First, the good news: Missouri will likely be fully funding our public K-12 schools for the first time ever next year.
This was a bipartisan effort — the work of 10 Republicans and nine Democrats in the Senate — in defiance of Republican leadership.
Because both chambers have now agreed, the funding can’t be cut by negotiators in conference committee, either.
Then, the not-so-great, not really news: You might recall that last year, lawmakers redefined full funding. To make it easier to hit that target, the General Assembly reinstituted a 5 percent growth cap on a key component of the formula for per-pupil funding.
Finally, the still uncertain: With the power of a line-item veto, Gov. Eric Greitens could still undo the $45 million more in basic aid that state senators approved this week, in a vote of 19-14, bringing the total state aid to $3.4 billion.
Republican leaders continue to oppose the funding on the grounds that it will force cuts elsewhere in the budget.
Some GOP members also complained about the process and objected to “rewriting the budget on the Senate floor.”
But there is no more urgent priority than funding the future by assuring Missouri children an adequate education.
And while process matters, the real objection seems to be that members stood up to their leadership.
Opponents are also unhappy that Missouri will now start paying somewhere between $20 million and $60 million for early childhood education under a 2014 law that said the requirement would kick in a year after full funding.
Some critics seem to feel that those who support fully funding public schools are just showing off.
“It’s a game,” Mokane Republican Sen. Jeanie Riddle told The Star, while accusing colleagues of “grandstanding.”

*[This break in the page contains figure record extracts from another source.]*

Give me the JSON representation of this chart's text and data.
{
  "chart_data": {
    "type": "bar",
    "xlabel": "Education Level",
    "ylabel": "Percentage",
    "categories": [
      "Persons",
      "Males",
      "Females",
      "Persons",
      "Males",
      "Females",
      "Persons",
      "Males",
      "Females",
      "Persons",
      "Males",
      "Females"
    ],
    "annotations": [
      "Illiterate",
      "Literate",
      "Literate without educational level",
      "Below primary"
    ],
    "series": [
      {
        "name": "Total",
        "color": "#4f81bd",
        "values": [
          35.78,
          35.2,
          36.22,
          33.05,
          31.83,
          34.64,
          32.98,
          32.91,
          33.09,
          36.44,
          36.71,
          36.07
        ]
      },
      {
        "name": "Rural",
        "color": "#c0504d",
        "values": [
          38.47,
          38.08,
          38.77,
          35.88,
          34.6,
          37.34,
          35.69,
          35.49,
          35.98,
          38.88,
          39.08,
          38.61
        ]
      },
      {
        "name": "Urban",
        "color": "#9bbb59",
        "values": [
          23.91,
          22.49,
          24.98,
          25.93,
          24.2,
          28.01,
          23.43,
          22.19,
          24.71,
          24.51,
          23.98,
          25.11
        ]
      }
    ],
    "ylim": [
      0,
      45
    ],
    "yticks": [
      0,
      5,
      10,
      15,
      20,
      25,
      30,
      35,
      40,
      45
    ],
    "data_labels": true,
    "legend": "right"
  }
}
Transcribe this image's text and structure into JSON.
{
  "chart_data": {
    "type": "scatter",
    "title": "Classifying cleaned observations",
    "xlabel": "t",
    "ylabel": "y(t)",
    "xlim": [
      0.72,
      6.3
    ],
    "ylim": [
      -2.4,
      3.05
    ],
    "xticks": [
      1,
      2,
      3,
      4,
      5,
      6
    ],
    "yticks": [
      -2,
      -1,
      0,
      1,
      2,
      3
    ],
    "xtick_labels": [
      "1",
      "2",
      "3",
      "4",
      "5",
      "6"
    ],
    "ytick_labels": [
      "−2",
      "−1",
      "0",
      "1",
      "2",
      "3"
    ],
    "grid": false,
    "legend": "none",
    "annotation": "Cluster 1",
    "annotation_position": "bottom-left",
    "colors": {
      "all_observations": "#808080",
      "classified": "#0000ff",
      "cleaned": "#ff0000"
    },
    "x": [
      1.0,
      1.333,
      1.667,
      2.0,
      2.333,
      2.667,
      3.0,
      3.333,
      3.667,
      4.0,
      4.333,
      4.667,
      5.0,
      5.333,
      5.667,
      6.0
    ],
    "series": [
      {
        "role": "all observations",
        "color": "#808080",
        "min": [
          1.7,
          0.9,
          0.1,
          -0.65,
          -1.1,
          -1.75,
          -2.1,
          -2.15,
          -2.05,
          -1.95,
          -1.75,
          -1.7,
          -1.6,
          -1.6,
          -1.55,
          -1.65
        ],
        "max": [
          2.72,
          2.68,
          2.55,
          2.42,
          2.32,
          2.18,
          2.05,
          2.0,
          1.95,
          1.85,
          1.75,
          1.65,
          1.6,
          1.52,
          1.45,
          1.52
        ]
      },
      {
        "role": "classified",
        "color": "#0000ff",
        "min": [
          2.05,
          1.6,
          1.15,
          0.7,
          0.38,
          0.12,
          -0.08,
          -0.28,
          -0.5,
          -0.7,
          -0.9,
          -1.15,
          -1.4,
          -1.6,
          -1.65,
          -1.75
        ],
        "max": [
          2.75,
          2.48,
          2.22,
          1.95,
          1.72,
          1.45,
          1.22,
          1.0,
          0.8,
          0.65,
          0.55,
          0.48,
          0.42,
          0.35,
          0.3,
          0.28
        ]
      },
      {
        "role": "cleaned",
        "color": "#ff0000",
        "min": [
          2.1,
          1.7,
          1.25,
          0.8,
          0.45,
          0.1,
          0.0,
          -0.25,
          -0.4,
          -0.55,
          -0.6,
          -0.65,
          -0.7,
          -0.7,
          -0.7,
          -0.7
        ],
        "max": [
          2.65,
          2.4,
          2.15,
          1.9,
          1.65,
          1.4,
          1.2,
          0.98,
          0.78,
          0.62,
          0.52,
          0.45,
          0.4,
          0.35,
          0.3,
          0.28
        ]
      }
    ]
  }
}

Maybe so, but we’d be glad to see the governor also decide to make a show of doing the right thing for Missouri students.
In truth, even this level of funding is inadequate.
Some senators who opposed the funding bill did so because, given the redefinition of “full funding,” it still falls short.
Some school administrators, too, worry that Missourians will think the under-funding problem has been solved.
It hasn’t been, but this bump is definitely an improvement that our highly political governor surely won’t want to single-handedly undo.